As generalizações sobre um sexo sempre serão falsas para muitos indivíduos (Pinker, 2004).
Os
estudos normalmente se referem a médias, isso significa situar um
grupo, e não um indivíduo em particular. Muitas pessoas não se encaixam
nas médias, e isso não é algo condenável. Ninguém tem a obrigação de se
ajustar aos parâmetros médios do seu gênero.
Diferença e desigualdade

Outra
noção corrente é a de que homens e mulheres somente terão direitos
iguais se forem exatamente iguais. Em última instância, ninguém é igual.

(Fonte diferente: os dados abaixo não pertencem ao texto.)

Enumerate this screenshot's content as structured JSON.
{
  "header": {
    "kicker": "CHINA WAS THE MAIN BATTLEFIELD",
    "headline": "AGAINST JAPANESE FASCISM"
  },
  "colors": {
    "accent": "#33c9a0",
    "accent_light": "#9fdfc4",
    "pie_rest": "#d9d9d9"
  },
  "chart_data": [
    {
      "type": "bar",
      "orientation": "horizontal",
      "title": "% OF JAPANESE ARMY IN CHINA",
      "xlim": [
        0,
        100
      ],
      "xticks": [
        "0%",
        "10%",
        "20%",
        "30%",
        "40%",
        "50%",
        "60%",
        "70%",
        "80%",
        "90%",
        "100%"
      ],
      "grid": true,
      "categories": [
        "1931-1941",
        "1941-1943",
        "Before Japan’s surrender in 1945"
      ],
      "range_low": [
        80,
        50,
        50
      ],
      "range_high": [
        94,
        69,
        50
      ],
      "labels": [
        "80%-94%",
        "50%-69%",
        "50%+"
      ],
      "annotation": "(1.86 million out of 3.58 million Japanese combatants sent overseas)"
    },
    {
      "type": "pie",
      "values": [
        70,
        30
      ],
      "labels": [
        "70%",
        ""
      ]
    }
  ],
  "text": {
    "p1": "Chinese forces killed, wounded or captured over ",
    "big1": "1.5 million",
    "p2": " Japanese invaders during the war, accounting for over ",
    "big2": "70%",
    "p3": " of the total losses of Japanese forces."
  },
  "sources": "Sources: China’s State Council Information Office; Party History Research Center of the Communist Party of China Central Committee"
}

As pessoas da mesma idade, da mesma classe econômica, da mesma cidade
podem ser parecidas, mas exatamente iguais não são. Nem mesmo gêmeos
idênticos são idênticos em seus traços de personalidade, no modo de se
vestir, nos gostos, nas crenças etc. A singularidade é uma regra entre
os humanos. E apesar disso, existem várias leis que concernem a grupos,
como idosos, crianças, motoristas, mulheres, aposentados etc.
Isso
se relaciona com a idéia de que a diferença implique necessariamente em
desigualdade. Não se pode achar que escondendo ou negando as diferenças
é que a igualdade será conquistada. A afirmação de que existe diferença
entre as pessoas não é contraditória com a igualdade de direitos, pois
todos somos diferentes. Essa onda de negação das pesquisas sobre homens e
mulheres é uma tentativa de se evitar que a igualdade não seja
conquistada. Todavia, não é suprimindo diferenças e nem forçando uma
igualdade de comportamento que se conquista a igualdade de direito e de
respeito. Forçar uma igualdade de comportamento é que é cruel.
Os
estudos das diferenças não afirmam que os atributos típicos de um dos
gêneros sejam intrinsecamente superiores aos do outro. É um equívoco
comum acreditar que as conclusões de estudos fornecem uma base para a
discriminação, afirmando qual sexo é melhor e qual é pior. Estudar as
diferenças comportamentais entre homens e mulheres não acarreta,
necessariamente, discriminação. As pesquisas sérias não são feitas com
esse intuito. As áreas das ciências cognitivas, das neurociências, e até
mesmo da medicina, por exemplo, têm avançado muito nos últimos anos no
estudo das diferenças entre homens e mulheres, tanto no que diz respeito
ao comportamento quanto à anatomia, mecanismos neuronais, influências
hormonais, entre outros. Tais avanços promovem mudanças no sentido de
tratar os corpos de homens e mulheres mais de acordo com as suas
singularidades.
O medo,
evidentemente, é que diferença implique desigualdade – de que se os
sexos diferem em qualquer aspecto, os homens teriam de ser melhores, ou
mais dominantes, ou ficar com toda a diversão (Pinker, 2004).
Um
sexo nunca será melhor que o outro e, embora um sexo possa ser melhor
em determinado ramo de habilidades, isso de maneira nenhuma serve para
generalizar, julgando-o como superior. Algumas pessoas consideram que
exaltar as diferenças entre gêneros diminui as mulheres, entretanto
achar que as características típicas dos homens são melhores que as das
mulheres é o maior machismo de todos.
Além disso, homens e mulheres são muito mais semelhantes do que diferentes. Não somos idênticos, mas
Homens
e mulheres possuem todos os mesmo genes, com exceção de um punhado no
cromossomo Y, e seus cérebros são tão semelhantes que é preciso um
neuanatomista com olho de águia para enconstrar as pequenas diferenças
entre eles. Seus níveis médios de inteligência são iguais, segundo as
melhores estimativas psicométricas, e eles usam a linguagem e pensam
sobre o mundo físico e vivo da mesma maneira geral. Sentem as mesmas
emoções básicas e ambos gostam de sexo, buscam parceiros conjugais
inteligentes e gentis, sentem ciúme, fazem sacrifícios pelos filhos,
competem por status e parceiros sexuais e às vezes cometem agressão ao
se empenhar por seus interesses (Pinker, 2004).